I didn’t trust my oven at ALL so I left the souffles in for like 2 more minutes than suggested just to be absolutely certain that they were cooked all the way. And when they were done, you can bet your britches that I removed the souffles from the oven ever so slowly, to the point that my arms began to cramp. You can’t take any chances, people!
Don’t be scared to try this out; it’s a lot easier than it may seem. And it only took me about 2 hrs from start to finish, so it’s less labor intensive than any of the other challenges I’ve done. Good luck!
Parmesan & Gruyere Cheese Souffle
- 1/2 stick butter unsalted
- 5 tablespoons all-purpose flour
- 1/8 teaspoon cayenne
- 1/8 teaspoon ground nutmeg
- 1 1/4 cups whole milk
- 1/4 cup white wine dry
- 6 large egg yolks
- 1 teaspoon salt
- 1/4 teaspoon black pepper
- 1 1/4 cup + 2 tablespoons shredded Gruyere cheese
- 1/4 cup grated Parmesan cheese plus more for sprinkling
- Preheat the oven to 400 degrees. Butter each ramekin generously and sprinkle with Parmesan cheese.
- Melt butter in heavy large saucepan over medium heat. Add flour, cayenne pepper and nutmeg. Cook without browning until mixture begins to bubble, whisking constantly, about 1 minute.

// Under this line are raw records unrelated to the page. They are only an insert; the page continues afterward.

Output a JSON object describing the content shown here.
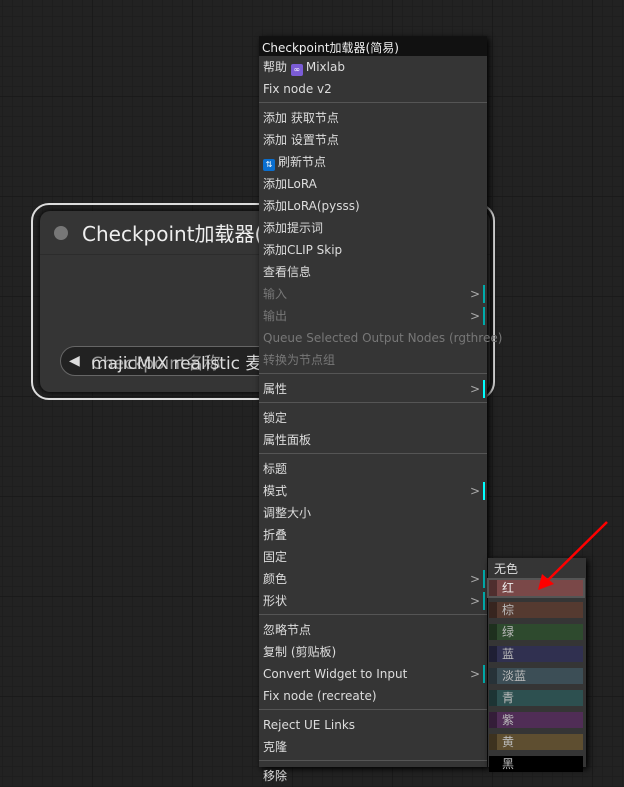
{
  "node": {
    "title": "Checkpoint加载器(简易)",
    "widget_label": "Checkpoint名称",
    "widget_value": "majicMIX realistic 麦橘写实"
  },
  "menu": {
    "title": "Checkpoint加载器(简易)",
    "items": [
      {
        "label": "帮助",
        "icon": "mixlab-infinity-icon",
        "suffix": "Mixlab"
      },
      {
        "label": "Fix node v2"
      },
      {
        "sep": true
      },
      {
        "label": "添加 获取节点"
      },
      {
        "label": "添加 设置节点"
      },
      {
        "label": "刷新节点",
        "icon": "refresh-icon"
      },
      {
        "label": "添加LoRA"
      },
      {
        "label": "添加LoRA(pysss)"
      },
      {
        "label": "添加提示词"
      },
      {
        "label": "添加CLIP Skip"
      },
      {
        "label": "查看信息"
      },
      {
        "label": "输入",
        "disabled": true,
        "submenu": true
      },
      {
        "label": "输出",
        "disabled": true,
        "submenu": true
      },
      {
        "label": "Queue Selected Output Nodes (rgthree)",
        "disabled": true
      },
      {
        "label": "转换为节点组",
        "disabled": true
      },
      {
        "sep": true
      },
      {
        "label": "属性",
        "submenu": true,
        "bright": true
      },
      {
        "sep": true
      },
      {
        "label": "锁定"
      },
      {
        "label": "属性面板"
      },
      {
        "sep": true
      },
      {
        "label": "标题"
      },
      {
        "label": "模式",
        "submenu": true,
        "bright": true
      },
      {
        "label": "调整大小"
      },
      {
        "label": "折叠"
      },
      {
        "label": "固定"
      },
      {
        "label": "颜色",
        "submenu": true
      },
      {
        "label": "形状",
        "submenu": true
      },
      {
        "sep": true
      },
      {
        "label": "忽略节点"
      },
      {
        "label": "复制 (剪贴板)"
      },
      {
        "label": "Convert Widget to Input",
        "submenu": true
      },
      {
        "label": "Fix node (recreate)"
      },
      {
        "sep": true
      },
      {
        "label": "Reject UE Links"
      },
      {
        "label": "克隆"
      },
      {
        "sep": true
      },
      {
        "label": "移除"
      }
    ]
  },
  "colors": {
    "none": "无色",
    "items": [
      {
        "label": "红",
        "color": "#7a4848",
        "highlight": true
      },
      {
        "label": "棕",
        "color": "#553a30"
      },
      {
        "label": "绿",
        "color": "#2e4a2e"
      },
      {
        "label": "蓝",
        "color": "#303050"
      },
      {
        "label": "淡蓝",
        "color": "#3c4e56"
      },
      {
        "label": "青",
        "color": "#2d5050"
      },
      {
        "label": "紫",
        "color": "#502d56"
      },
      {
        "label": "黄",
        "color": "#5e4e30"
      },
      {
        "label": "黑",
        "color": "#000000"
      }
    ]
  },
  "annotation": {
    "arrow_color": "#ff0000"
  }
}
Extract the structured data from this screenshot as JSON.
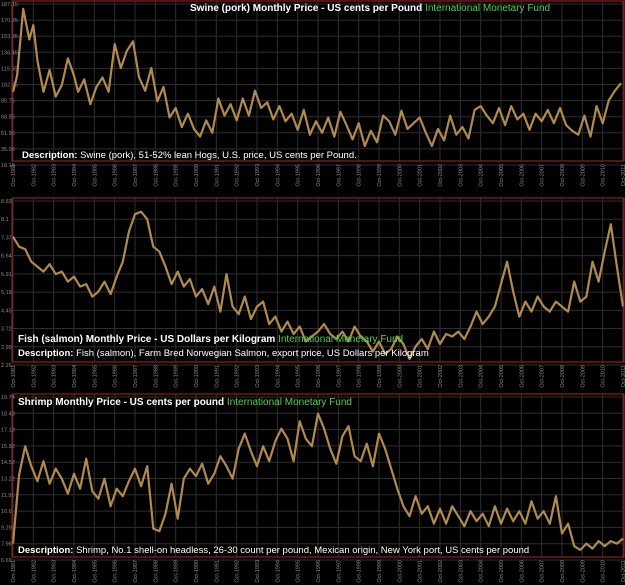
{
  "colors": {
    "line": "#b08a4e",
    "frame": "#a8232b",
    "grid": "#2e2e2e",
    "label": "#8a8a8a",
    "source": "#4fd14f"
  },
  "chart_data": [
    {
      "type": "line",
      "title": "Swine (pork) Monthly Price - US cents per Pound",
      "source": "International Monetary Fund",
      "description_label": "Description:",
      "description": "Swine (pork), 51-52% lean Hogs, U.S. price, US cents per Pound.",
      "y_ticks": [
        "187.15",
        "170.25",
        "153.35",
        "136.45",
        "119.55",
        "102.65",
        "85.75",
        "68.85",
        "51.95",
        "35.05",
        "18.15"
      ],
      "ylim": [
        18.15,
        187.15
      ],
      "x_ticks": [
        "Oct-1981",
        "Oct-1982",
        "Oct-1983",
        "Oct-1984",
        "Oct-1985",
        "Oct-1986",
        "Oct-1987",
        "Oct-1988",
        "Oct-1989",
        "Oct-1990",
        "Oct-1991",
        "Oct-1992",
        "Oct-1993",
        "Oct-1994",
        "Oct-1995",
        "Oct-1996",
        "Oct-1997",
        "Oct-1998",
        "Oct-1999",
        "Oct-2000",
        "Oct-2001",
        "Oct-2002",
        "Oct-2003",
        "Oct-2004",
        "Oct-2005",
        "Oct-2006",
        "Oct-2007",
        "Oct-2008",
        "Oct-2009",
        "Oct-2010",
        "Oct-2011"
      ],
      "series": [
        {
          "x": [
            1981.8,
            1982.0,
            1982.3,
            1982.6,
            1982.8,
            1983.0,
            1983.3,
            1983.6,
            1983.9,
            1984.2,
            1984.5,
            1984.8,
            1985.0,
            1985.3,
            1985.6,
            1985.9,
            1986.2,
            1986.5,
            1986.8,
            1987.1,
            1987.4,
            1987.7,
            1988.0,
            1988.3,
            1988.6,
            1988.9,
            1989.2,
            1989.5,
            1989.8,
            1990.1,
            1990.4,
            1990.7,
            1991.0,
            1991.3,
            1991.6,
            1991.9,
            1992.2,
            1992.5,
            1992.8,
            1993.1,
            1993.4,
            1993.7,
            1994.0,
            1994.3,
            1994.6,
            1994.9,
            1995.2,
            1995.5,
            1995.8,
            1996.1,
            1996.4,
            1996.7,
            1997.0,
            1997.3,
            1997.6,
            1997.9,
            1998.2,
            1998.5,
            1998.8,
            1999.1,
            1999.4,
            1999.7,
            2000.0,
            2000.3,
            2000.6,
            2000.9,
            2001.2,
            2001.5,
            2001.8,
            2002.1,
            2002.4,
            2002.7,
            2003.0,
            2003.3,
            2003.6,
            2003.9,
            2004.2,
            2004.5,
            2004.8,
            2005.1,
            2005.4,
            2005.7,
            2006.0,
            2006.3,
            2006.6,
            2006.9,
            2007.2,
            2007.5,
            2007.8,
            2008.1,
            2008.4,
            2008.7,
            2009.0,
            2009.3,
            2009.6,
            2009.9,
            2010.2,
            2010.5,
            2010.8,
            2011.1,
            2011.4,
            2011.7
          ],
          "y": [
            95,
            112,
            182,
            150,
            165,
            128,
            95,
            118,
            90,
            102,
            130,
            112,
            95,
            108,
            82,
            100,
            110,
            95,
            145,
            120,
            138,
            148,
            110,
            96,
            120,
            85,
            100,
            68,
            78,
            58,
            72,
            56,
            48,
            65,
            52,
            88,
            70,
            82,
            65,
            88,
            70,
            96,
            78,
            84,
            66,
            80,
            64,
            72,
            55,
            76,
            50,
            64,
            52,
            68,
            48,
            74,
            60,
            45,
            62,
            38,
            54,
            42,
            70,
            64,
            50,
            75,
            56,
            62,
            68,
            52,
            38,
            56,
            44,
            70,
            50,
            58,
            46,
            76,
            80,
            70,
            62,
            78,
            60,
            80,
            66,
            72,
            55,
            72,
            64,
            76,
            62,
            78,
            60,
            54,
            50,
            70,
            48,
            80,
            62,
            86,
            96,
            104
          ]
        }
      ]
    },
    {
      "type": "line",
      "title": "Fish (salmon) Monthly Price - US Dollars per Kilogram",
      "source": "International Monetary Fund",
      "description_label": "Description:",
      "description": "Fish (salmon), Farm Bred Norwegian Salmon, export price, US Dollars per Kilogram",
      "y_ticks": [
        "8.83",
        "8.1",
        "7.37",
        "6.64",
        "5.91",
        "5.18",
        "4.45",
        "3.72",
        "2.99",
        "2.26"
      ],
      "ylim": [
        2.26,
        8.83
      ],
      "x_ticks": [
        "Oct-1981",
        "Oct-1982",
        "Oct-1983",
        "Oct-1984",
        "Oct-1985",
        "Oct-1986",
        "Oct-1987",
        "Oct-1988",
        "Oct-1989",
        "Oct-1990",
        "Oct-1991",
        "Oct-1992",
        "Oct-1993",
        "Oct-1994",
        "Oct-1995",
        "Oct-1996",
        "Oct-1997",
        "Oct-1998",
        "Oct-1999",
        "Oct-2000",
        "Oct-2001",
        "Oct-2002",
        "Oct-2003",
        "Oct-2004",
        "Oct-2005",
        "Oct-2006",
        "Oct-2007",
        "Oct-2008",
        "Oct-2009",
        "Oct-2010",
        "Oct-2011"
      ],
      "series": [
        {
          "x": [
            1981.8,
            1982.1,
            1982.4,
            1982.7,
            1983.0,
            1983.3,
            1983.6,
            1983.9,
            1984.2,
            1984.5,
            1984.8,
            1985.1,
            1985.4,
            1985.7,
            1986.0,
            1986.3,
            1986.6,
            1986.9,
            1987.2,
            1987.5,
            1987.8,
            1988.1,
            1988.4,
            1988.7,
            1989.0,
            1989.3,
            1989.6,
            1989.9,
            1990.2,
            1990.5,
            1990.8,
            1991.1,
            1991.4,
            1991.7,
            1992.0,
            1992.3,
            1992.6,
            1992.9,
            1993.2,
            1993.5,
            1993.8,
            1994.1,
            1994.4,
            1994.7,
            1995.0,
            1995.3,
            1995.6,
            1995.9,
            1996.2,
            1996.5,
            1996.8,
            1997.1,
            1997.4,
            1997.7,
            1998.0,
            1998.3,
            1998.6,
            1998.9,
            1999.2,
            1999.5,
            1999.8,
            2000.1,
            2000.4,
            2000.7,
            2001.0,
            2001.3,
            2001.6,
            2001.9,
            2002.2,
            2002.5,
            2002.8,
            2003.1,
            2003.4,
            2003.7,
            2004.0,
            2004.3,
            2004.6,
            2004.9,
            2005.2,
            2005.5,
            2005.8,
            2006.1,
            2006.4,
            2006.7,
            2007.0,
            2007.3,
            2007.6,
            2007.9,
            2008.2,
            2008.5,
            2008.8,
            2009.1,
            2009.4,
            2009.7,
            2010.0,
            2010.3,
            2010.6,
            2010.9,
            2011.2,
            2011.5,
            2011.8
          ],
          "y": [
            7.4,
            7.0,
            6.9,
            6.4,
            6.2,
            6.0,
            6.3,
            5.9,
            6.0,
            5.6,
            5.8,
            5.4,
            5.5,
            5.0,
            5.2,
            5.6,
            5.1,
            5.8,
            6.4,
            7.6,
            8.3,
            8.4,
            8.1,
            7.0,
            6.8,
            6.2,
            5.5,
            6.0,
            5.4,
            5.7,
            5.0,
            5.3,
            4.7,
            5.4,
            4.4,
            5.9,
            4.6,
            4.3,
            5.0,
            4.1,
            4.6,
            4.8,
            3.9,
            4.2,
            3.6,
            4.0,
            3.5,
            3.8,
            3.2,
            3.4,
            3.6,
            3.9,
            3.5,
            3.3,
            3.6,
            3.2,
            3.8,
            3.4,
            3.2,
            2.8,
            3.2,
            2.7,
            2.9,
            3.4,
            3.1,
            2.5,
            3.0,
            3.3,
            2.9,
            3.6,
            3.1,
            3.5,
            3.4,
            3.6,
            3.3,
            3.8,
            4.4,
            3.9,
            4.2,
            4.6,
            5.5,
            6.4,
            5.2,
            4.2,
            4.8,
            4.4,
            5.0,
            4.6,
            4.4,
            4.8,
            4.6,
            4.4,
            5.6,
            4.8,
            5.0,
            6.4,
            5.6,
            6.8,
            7.9,
            6.2,
            4.6
          ]
        }
      ]
    },
    {
      "type": "line",
      "title": "Shrimp Monthly Price - US cents per pound",
      "source": "International Monetary Fund",
      "description_label": "Description:",
      "description": "Shrimp, No.1 shell-on headless, 26-30 count per pound, Mexican origin, New York port, US cents per pound",
      "y_ticks": [
        "19.74",
        "18.43",
        "17.13",
        "15.82",
        "14.52",
        "13.22",
        "11.91",
        "10.6",
        "9.29",
        "7.98",
        "6.69"
      ],
      "ylim": [
        6.69,
        19.74
      ],
      "x_ticks": [
        "Oct-1981",
        "Oct-1982",
        "Oct-1983",
        "Oct-1984",
        "Oct-1985",
        "Oct-1986",
        "Oct-1987",
        "Oct-1988",
        "Oct-1989",
        "Oct-1990",
        "Oct-1991",
        "Oct-1992",
        "Oct-1993",
        "Oct-1994",
        "Oct-1995",
        "Oct-1996",
        "Oct-1997",
        "Oct-1998",
        "Oct-1999",
        "Oct-2000",
        "Oct-2001",
        "Oct-2002",
        "Oct-2003",
        "Oct-2004",
        "Oct-2005",
        "Oct-2006",
        "Oct-2007",
        "Oct-2008",
        "Oct-2009",
        "Oct-2010",
        "Oct-2011"
      ],
      "series": [
        {
          "x": [
            1981.8,
            1982.1,
            1982.4,
            1982.7,
            1983.0,
            1983.3,
            1983.6,
            1983.9,
            1984.2,
            1984.5,
            1984.8,
            1985.1,
            1985.4,
            1985.7,
            1986.0,
            1986.3,
            1986.6,
            1986.9,
            1987.2,
            1987.5,
            1987.8,
            1988.1,
            1988.4,
            1988.7,
            1989.0,
            1989.3,
            1989.6,
            1989.9,
            1990.2,
            1990.5,
            1990.8,
            1991.1,
            1991.4,
            1991.7,
            1992.0,
            1992.3,
            1992.6,
            1992.9,
            1993.2,
            1993.5,
            1993.8,
            1994.1,
            1994.4,
            1994.7,
            1995.0,
            1995.3,
            1995.6,
            1995.9,
            1996.2,
            1996.5,
            1996.8,
            1997.1,
            1997.4,
            1997.7,
            1998.0,
            1998.3,
            1998.6,
            1998.9,
            1999.2,
            1999.5,
            1999.8,
            2000.1,
            2000.4,
            2000.7,
            2001.0,
            2001.3,
            2001.6,
            2001.9,
            2002.2,
            2002.5,
            2002.8,
            2003.1,
            2003.4,
            2003.7,
            2004.0,
            2004.3,
            2004.6,
            2004.9,
            2005.2,
            2005.5,
            2005.8,
            2006.1,
            2006.4,
            2006.7,
            2007.0,
            2007.3,
            2007.6,
            2007.9,
            2008.2,
            2008.5,
            2008.8,
            2009.1,
            2009.4,
            2009.7,
            2010.0,
            2010.3,
            2010.6,
            2010.9,
            2011.2,
            2011.5,
            2011.8
          ],
          "y": [
            8.0,
            13.5,
            15.8,
            14.2,
            13.0,
            14.6,
            12.8,
            14.0,
            13.2,
            12.0,
            13.6,
            12.4,
            14.8,
            12.2,
            11.6,
            13.2,
            11.0,
            12.4,
            11.8,
            13.0,
            14.0,
            12.6,
            14.2,
            9.2,
            9.0,
            10.4,
            12.8,
            10.0,
            13.2,
            14.0,
            13.4,
            14.4,
            12.8,
            13.6,
            15.0,
            14.2,
            13.2,
            15.6,
            16.8,
            15.4,
            14.2,
            15.8,
            14.6,
            16.2,
            17.2,
            16.4,
            14.6,
            17.8,
            16.4,
            15.8,
            18.4,
            17.2,
            15.6,
            14.4,
            16.6,
            17.4,
            15.0,
            14.6,
            16.0,
            14.2,
            16.8,
            15.6,
            14.0,
            12.4,
            11.0,
            10.2,
            11.8,
            10.4,
            11.0,
            9.6,
            10.8,
            9.6,
            11.0,
            10.2,
            9.4,
            10.6,
            9.8,
            10.4,
            9.4,
            11.0,
            9.6,
            10.8,
            9.8,
            10.6,
            9.6,
            11.4,
            10.0,
            10.6,
            9.6,
            11.8,
            8.8,
            9.6,
            7.8,
            7.5,
            8.0,
            7.6,
            8.2,
            7.8,
            8.2,
            8.0,
            8.4
          ]
        }
      ]
    }
  ]
}
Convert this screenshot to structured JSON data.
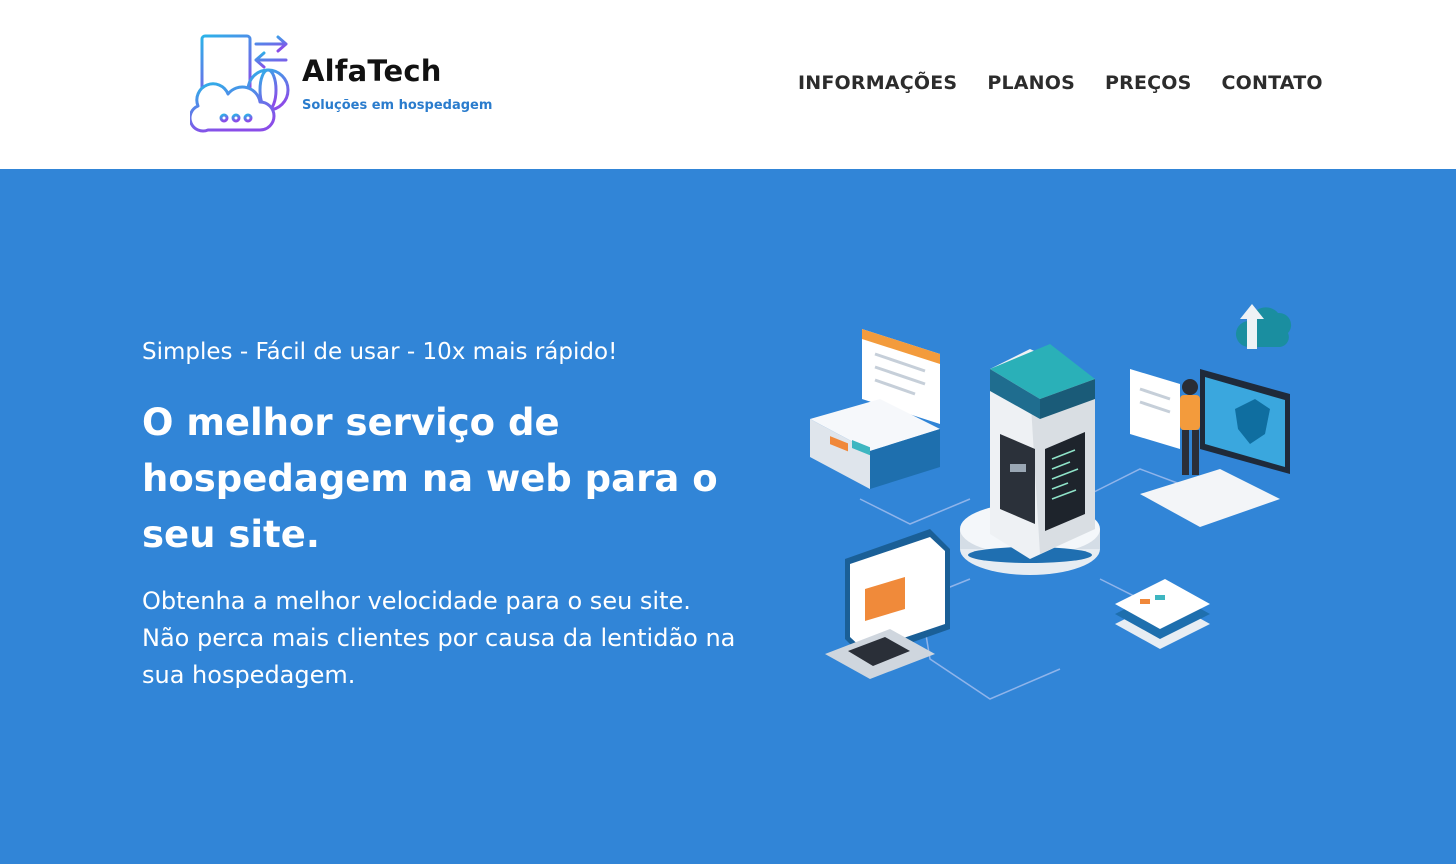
{
  "header": {
    "brand": {
      "name": "AlfaTech",
      "tagline": "Soluções em hospedagem",
      "icon": "server-cloud-logo-icon"
    },
    "nav": [
      {
        "label": "INFORMAÇÕES"
      },
      {
        "label": "PLANOS"
      },
      {
        "label": "PREÇOS"
      },
      {
        "label": "CONTATO"
      }
    ]
  },
  "hero": {
    "kicker": "Simples - Fácil de usar - 10x mais rápido!",
    "title": "O melhor serviço de hospedagem na web para o seu site.",
    "description": "Obtenha a melhor velocidade para o seu site. Não perca mais clientes por causa da lentidão na sua hospedagem.",
    "illustration": "isometric-hosting-server-illustration"
  },
  "colors": {
    "hero_bg": "#3185d7",
    "brand_tag": "#2a7ccd",
    "nav_text": "#2c2c2c",
    "logo_gradient_start": "#2bb3e8",
    "logo_gradient_end": "#8a4de8"
  }
}
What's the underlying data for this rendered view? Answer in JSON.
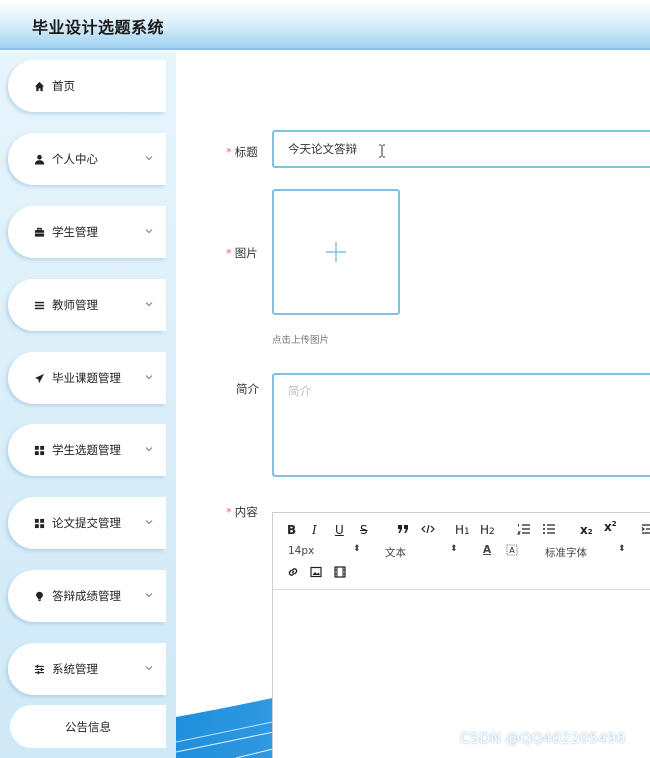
{
  "app": {
    "title": "毕业设计选题系统"
  },
  "sidebar": {
    "items": [
      {
        "label": "首页",
        "icon": "home-icon",
        "has_chevron": false
      },
      {
        "label": "个人中心",
        "icon": "user-icon",
        "has_chevron": true
      },
      {
        "label": "学生管理",
        "icon": "briefcase-icon",
        "has_chevron": true
      },
      {
        "label": "教师管理",
        "icon": "list-icon",
        "has_chevron": true
      },
      {
        "label": "毕业课题管理",
        "icon": "paper-plane-icon",
        "has_chevron": true
      },
      {
        "label": "学生选题管理",
        "icon": "grid-icon",
        "has_chevron": true
      },
      {
        "label": "论文提交管理",
        "icon": "grid-icon",
        "has_chevron": true
      },
      {
        "label": "答辩成绩管理",
        "icon": "bulb-icon",
        "has_chevron": true
      },
      {
        "label": "系统管理",
        "icon": "sliders-icon",
        "has_chevron": true
      }
    ],
    "notice_label": "公告信息"
  },
  "form": {
    "required_mark": "*",
    "title_label": "标题",
    "title_value": "今天论文答辩",
    "image_label": "图片",
    "upload_tip": "点击上传图片",
    "brief_label": "简介",
    "brief_placeholder": "简介",
    "content_label": "内容"
  },
  "editor": {
    "toolbar_row1": [
      "B",
      "I",
      "U",
      "S",
      "99",
      "</>",
      "H1",
      "H2",
      "ol",
      "ul",
      "x2-sub",
      "x2-sup",
      "indent"
    ],
    "font_size": "14px",
    "text_type": "文本",
    "font_family": "标准字体"
  },
  "watermark": "CSDN @QQ402205496",
  "colors": {
    "accent": "#7ec3dd",
    "required": "#f56c6c",
    "header_border": "#7ec6ee"
  }
}
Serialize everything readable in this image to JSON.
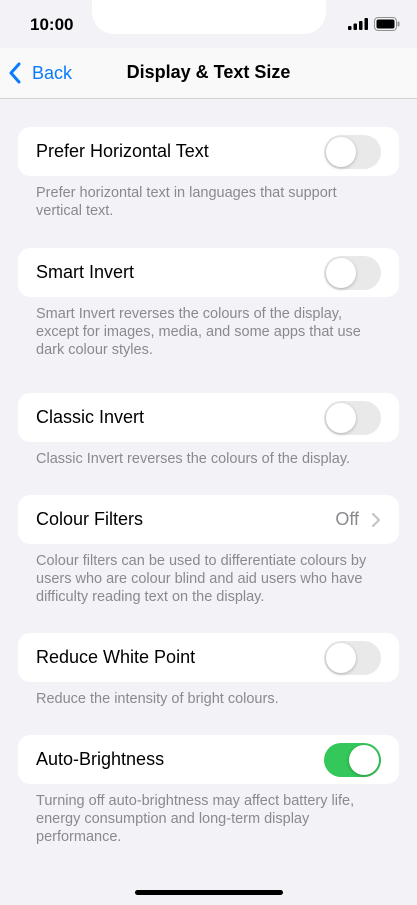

Gradually whisk in milk, then wine. Cook until smooth, thick and beginning to boil, whisking constantly, about 2 minutes.
- Remove from heat. Mix yolks, salt and pepper in small bowl. Add yolk mixture all at once to sauce and whisk quickly to blend. Fold in 1 1/4 cups Gruyère cheese and 1/4 cup Parmesan cheese (cheeses do not need to melt).
- Using electric mixer, beat whites in large bowl until stiff but not dry. Fold 1/4 of whites into lukewarm souffle base to lighten. Fold in remaining whites. Transfer soufflé mixture to prepared dish. Sprinkle with remaining 2 tablespoons Gruyère cheese.
- Place souffle in oven; reduce heat to 375°F. Bake until puffed, golden and gently set in center, about 25 minutes. Serve immediately.